3. Angiogenesis and Lymphangiogenesis- Our lab has deciphered the differential contributions of blood vs. lymphatic vessels to antigen-specific immunity, establishing how blood and lymphatic vessels amplify the ‘efferent’ (effector) and ‘afferent’ (inductive or sensitization) phases of antigen-specific immunity in the eye. We also were the first to publish on the cornea-specific expression of the membrane-bound VEGFR-3 decoy receptor, showing how its binding to relevant ligands, VEGF-C/D, can actively maintain the cornea free of both blood and lymphatic vessels.

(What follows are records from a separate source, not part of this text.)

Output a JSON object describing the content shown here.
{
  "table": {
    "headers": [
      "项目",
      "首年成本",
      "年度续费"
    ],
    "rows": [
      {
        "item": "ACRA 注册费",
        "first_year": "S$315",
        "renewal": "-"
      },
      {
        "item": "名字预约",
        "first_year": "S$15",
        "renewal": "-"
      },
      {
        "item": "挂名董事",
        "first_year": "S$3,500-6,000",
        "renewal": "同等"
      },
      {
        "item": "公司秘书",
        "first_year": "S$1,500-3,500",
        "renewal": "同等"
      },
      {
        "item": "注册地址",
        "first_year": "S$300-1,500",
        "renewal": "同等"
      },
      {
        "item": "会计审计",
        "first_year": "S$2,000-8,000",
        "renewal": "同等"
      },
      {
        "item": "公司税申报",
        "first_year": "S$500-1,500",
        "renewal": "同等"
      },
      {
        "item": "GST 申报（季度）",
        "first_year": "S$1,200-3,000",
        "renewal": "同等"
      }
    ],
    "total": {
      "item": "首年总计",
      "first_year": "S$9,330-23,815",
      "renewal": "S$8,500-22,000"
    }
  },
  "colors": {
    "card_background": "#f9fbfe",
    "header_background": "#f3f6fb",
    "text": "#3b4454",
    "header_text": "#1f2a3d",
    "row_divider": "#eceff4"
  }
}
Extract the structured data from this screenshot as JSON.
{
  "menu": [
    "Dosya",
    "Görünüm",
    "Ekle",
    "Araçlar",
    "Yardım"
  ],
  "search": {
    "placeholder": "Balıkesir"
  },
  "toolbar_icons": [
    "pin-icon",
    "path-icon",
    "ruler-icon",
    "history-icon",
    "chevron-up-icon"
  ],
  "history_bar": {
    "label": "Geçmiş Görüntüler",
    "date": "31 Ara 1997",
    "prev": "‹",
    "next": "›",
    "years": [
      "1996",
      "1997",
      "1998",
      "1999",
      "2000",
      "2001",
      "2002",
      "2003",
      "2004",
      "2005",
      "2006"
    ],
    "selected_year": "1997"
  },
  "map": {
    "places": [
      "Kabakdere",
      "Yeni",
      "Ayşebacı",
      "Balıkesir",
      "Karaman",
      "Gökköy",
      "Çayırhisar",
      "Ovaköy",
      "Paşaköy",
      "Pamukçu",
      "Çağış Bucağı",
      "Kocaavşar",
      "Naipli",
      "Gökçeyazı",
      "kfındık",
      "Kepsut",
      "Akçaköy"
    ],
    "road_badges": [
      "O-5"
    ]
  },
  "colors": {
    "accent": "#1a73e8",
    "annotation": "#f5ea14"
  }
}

4. Antigen-Presenting Cells (APC)- The dominant paradigm for many years in ocular immunology was that “corneal immune privilege” was due to the cornea being devoid of any functional APC. However, our lab demonstrated in a series of papers that the cornea is indeed populated by a heterogeneous population of bone marrow-derived cells that maintain a highly immature phenotype which renders them capable of antigen pickup but poor in sensitizing T cells. Subsequent studies showed how these APC alter their phenotype in response to different inflammatory insults and what mechanisms regulate their trafficking to the lymphoid compartment for priming antigen-specific T cell responses.
5. Ocular Surface Autoimmunity and Dry Eye Disease (DED)- Our work has focused on the role of T helper-17 (Th17) cells in dry eye pathogenesis. We have shown that in chronic disease, even without ongoing desiccating stress, there is generation of memory Th17s that are critical in maintaining chronic ocular surface epithelial damage. Ongoing research is focused on determining factors that maintain Th17 memory in DED and contribution of different Th17 effectors to the memory pool.